Wild rice is not a rice at all but an American grass used as an important food by the Indians and early settlers. Difficulty in harvesting makes it expensive, but the colour, a purplish black and its subtly nutty flavour make it a good base for a special dish and it can be economically mixed with other rices, but may need pre-cooking as it takes 45-50 minutes to cook in 1:3 parts of water.

Rye

Rye is the least important cereal crop and is usually only grown where conditions are relatively unfavourable and other cereals don't do well.

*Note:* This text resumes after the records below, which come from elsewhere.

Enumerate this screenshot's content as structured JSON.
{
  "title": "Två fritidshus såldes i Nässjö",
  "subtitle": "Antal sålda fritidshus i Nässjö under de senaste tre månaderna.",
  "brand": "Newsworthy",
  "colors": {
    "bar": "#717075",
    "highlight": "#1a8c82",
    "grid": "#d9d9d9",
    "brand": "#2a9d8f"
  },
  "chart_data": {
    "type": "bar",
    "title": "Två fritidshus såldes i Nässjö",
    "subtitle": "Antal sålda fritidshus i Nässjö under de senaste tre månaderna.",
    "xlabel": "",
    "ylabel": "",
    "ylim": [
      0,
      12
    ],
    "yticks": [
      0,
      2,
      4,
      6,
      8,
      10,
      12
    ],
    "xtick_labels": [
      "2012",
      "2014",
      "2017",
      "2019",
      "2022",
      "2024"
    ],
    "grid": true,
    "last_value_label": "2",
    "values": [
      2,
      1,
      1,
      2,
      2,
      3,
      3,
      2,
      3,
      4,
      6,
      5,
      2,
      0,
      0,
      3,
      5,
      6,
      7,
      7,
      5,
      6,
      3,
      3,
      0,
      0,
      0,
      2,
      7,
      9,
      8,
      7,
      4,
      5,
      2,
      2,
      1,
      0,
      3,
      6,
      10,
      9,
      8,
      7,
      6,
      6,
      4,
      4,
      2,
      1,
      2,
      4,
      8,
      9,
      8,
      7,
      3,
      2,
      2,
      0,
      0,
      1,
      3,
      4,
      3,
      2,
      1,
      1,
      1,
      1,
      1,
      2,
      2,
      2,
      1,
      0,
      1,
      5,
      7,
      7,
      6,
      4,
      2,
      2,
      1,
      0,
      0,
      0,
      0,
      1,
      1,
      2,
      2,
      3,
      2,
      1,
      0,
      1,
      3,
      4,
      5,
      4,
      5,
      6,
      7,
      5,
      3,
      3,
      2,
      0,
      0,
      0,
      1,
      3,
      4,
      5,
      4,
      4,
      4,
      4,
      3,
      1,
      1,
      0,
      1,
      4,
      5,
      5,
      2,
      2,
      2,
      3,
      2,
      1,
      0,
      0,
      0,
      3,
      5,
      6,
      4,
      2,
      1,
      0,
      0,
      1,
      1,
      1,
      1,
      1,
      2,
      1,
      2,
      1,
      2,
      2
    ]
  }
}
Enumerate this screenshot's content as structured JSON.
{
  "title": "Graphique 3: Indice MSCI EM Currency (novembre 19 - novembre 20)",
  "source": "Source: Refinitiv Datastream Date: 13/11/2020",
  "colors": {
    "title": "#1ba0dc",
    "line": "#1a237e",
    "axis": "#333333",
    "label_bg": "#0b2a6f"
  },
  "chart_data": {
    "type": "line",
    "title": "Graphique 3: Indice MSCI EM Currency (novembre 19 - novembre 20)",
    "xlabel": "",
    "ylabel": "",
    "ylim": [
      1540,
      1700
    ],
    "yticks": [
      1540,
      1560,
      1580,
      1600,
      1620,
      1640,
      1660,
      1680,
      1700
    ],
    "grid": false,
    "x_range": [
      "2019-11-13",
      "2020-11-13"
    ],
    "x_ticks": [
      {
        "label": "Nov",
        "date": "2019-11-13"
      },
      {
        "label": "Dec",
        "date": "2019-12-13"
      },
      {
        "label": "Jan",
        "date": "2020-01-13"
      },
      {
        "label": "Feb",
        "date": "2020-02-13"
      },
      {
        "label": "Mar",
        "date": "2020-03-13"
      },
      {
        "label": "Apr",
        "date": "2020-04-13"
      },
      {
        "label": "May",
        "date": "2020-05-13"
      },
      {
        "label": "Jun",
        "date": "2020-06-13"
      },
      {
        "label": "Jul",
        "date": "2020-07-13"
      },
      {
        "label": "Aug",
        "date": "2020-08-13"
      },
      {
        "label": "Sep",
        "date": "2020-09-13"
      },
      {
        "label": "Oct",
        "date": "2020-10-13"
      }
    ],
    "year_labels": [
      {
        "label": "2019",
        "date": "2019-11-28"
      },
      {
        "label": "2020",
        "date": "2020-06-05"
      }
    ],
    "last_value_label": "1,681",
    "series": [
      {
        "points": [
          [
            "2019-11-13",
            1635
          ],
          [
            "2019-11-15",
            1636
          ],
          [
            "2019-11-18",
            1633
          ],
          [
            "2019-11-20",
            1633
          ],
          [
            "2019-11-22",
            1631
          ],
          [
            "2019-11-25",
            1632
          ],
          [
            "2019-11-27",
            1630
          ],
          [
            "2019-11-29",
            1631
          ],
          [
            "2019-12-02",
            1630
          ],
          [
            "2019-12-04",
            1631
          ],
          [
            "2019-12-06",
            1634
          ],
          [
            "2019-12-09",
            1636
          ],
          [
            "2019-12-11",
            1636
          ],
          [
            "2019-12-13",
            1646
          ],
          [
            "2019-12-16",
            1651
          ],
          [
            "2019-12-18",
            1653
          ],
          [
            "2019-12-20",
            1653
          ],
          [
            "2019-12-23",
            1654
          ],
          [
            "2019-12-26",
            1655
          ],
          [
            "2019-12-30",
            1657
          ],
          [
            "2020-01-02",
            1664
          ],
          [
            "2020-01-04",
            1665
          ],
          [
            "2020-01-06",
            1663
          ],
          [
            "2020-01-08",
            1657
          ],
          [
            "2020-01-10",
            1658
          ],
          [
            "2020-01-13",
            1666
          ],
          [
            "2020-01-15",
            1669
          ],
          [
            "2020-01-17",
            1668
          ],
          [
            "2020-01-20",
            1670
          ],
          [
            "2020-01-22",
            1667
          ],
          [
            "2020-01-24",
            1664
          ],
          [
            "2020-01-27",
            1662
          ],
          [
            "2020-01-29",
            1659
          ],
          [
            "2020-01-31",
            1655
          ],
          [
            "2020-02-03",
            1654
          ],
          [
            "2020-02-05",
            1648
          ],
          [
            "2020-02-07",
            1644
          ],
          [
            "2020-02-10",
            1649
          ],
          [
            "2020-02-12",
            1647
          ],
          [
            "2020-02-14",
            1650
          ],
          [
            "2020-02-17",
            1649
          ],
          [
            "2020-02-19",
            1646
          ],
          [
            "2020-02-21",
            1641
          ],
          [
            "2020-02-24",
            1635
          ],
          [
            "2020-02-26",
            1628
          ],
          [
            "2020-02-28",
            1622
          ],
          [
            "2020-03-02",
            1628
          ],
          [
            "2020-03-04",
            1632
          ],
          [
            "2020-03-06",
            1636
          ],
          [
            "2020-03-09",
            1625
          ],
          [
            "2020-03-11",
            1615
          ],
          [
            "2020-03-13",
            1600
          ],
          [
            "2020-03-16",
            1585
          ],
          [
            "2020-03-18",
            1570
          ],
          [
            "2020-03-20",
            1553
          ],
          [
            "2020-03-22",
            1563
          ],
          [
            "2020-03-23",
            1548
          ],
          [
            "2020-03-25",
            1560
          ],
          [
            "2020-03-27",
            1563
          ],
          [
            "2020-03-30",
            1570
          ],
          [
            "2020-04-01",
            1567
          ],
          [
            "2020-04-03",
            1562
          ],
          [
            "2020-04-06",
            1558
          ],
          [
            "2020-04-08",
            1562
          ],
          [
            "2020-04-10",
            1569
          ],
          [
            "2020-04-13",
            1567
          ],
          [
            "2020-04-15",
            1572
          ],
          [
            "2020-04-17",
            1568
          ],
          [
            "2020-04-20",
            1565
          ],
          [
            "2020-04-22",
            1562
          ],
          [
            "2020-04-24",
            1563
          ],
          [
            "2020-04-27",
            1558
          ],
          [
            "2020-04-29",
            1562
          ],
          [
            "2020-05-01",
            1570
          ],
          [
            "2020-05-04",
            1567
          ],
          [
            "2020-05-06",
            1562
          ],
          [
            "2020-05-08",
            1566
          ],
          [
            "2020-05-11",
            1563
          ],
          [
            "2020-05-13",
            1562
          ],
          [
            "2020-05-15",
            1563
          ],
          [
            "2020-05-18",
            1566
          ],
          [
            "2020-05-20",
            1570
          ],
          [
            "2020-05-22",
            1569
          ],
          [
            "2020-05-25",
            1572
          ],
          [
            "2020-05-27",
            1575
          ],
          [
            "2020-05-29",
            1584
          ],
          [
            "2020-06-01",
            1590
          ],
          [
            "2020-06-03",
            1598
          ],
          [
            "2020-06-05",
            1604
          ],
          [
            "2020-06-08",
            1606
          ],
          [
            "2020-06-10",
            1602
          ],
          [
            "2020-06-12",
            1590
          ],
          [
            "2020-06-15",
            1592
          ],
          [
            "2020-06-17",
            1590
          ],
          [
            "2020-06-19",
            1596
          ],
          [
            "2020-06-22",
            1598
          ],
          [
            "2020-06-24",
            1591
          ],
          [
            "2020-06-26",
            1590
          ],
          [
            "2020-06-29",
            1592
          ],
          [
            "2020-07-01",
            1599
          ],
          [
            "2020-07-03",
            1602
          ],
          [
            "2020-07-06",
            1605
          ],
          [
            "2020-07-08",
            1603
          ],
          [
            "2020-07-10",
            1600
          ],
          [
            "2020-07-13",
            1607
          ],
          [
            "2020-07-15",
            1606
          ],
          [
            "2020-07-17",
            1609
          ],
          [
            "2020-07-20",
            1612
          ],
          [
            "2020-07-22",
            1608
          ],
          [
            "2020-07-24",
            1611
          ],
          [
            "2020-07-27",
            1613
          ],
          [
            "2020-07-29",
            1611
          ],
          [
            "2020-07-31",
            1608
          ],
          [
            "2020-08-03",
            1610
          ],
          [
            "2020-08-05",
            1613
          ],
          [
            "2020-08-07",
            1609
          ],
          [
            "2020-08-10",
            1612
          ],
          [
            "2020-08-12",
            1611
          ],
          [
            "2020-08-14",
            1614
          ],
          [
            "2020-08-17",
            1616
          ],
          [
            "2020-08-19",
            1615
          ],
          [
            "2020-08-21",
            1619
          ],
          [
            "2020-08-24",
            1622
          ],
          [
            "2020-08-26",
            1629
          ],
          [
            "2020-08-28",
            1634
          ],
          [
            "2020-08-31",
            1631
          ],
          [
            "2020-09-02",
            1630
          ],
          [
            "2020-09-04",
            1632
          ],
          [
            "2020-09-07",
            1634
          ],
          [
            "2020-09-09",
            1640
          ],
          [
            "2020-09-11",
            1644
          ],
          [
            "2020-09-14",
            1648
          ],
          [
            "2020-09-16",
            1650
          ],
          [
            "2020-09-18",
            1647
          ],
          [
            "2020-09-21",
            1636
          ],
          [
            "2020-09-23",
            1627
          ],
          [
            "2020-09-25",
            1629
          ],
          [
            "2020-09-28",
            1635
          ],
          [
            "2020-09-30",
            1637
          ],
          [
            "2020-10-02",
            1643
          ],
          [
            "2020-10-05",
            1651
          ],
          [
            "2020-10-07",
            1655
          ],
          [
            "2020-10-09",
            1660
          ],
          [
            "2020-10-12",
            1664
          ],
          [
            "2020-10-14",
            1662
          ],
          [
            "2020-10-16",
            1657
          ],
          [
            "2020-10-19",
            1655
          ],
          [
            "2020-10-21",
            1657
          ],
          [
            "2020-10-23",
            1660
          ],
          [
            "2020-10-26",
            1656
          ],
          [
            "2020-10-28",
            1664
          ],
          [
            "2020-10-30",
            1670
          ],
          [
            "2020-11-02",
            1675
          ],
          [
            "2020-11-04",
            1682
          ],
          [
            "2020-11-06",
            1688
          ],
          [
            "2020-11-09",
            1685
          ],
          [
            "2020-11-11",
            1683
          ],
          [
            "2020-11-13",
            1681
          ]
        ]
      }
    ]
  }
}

It probably originated in S W Asia, but the name occurs in Northern European languages, which suggest early cultivation in that area. It is very hardy and so grows in temperate and cool regions and at high altitudes, and is very tolerant of poor soil fertility. It is the only cereal apart from wheat and barley that has enough gluten to make a yeasted loaf, but it has less gluten than wheat, so rye bread is denser. It is more usual to mix rye flour with wheat flour. Rye grains should be cooked in 1:3 parts water for 45-60 minutes. Kibbled rye is often added to granary-type loaves. You can also add rye to stews and rye flakes are available, which can be used in muesli. 100g of rye gives 9.4g protein.

Spelt

Spelt is closely related to common wheat, originating in the Middle East, and has been popular for decades in Eastern Europe. Higher in protein than wheat, it appears to have a different molecular structure, appearing to cause less problems than wheat for some sufferers of grain allergies. It has an intense nutty, wheaty flavour. The flour is excellent for breadmaking and spelt pasta is becoming more widely available.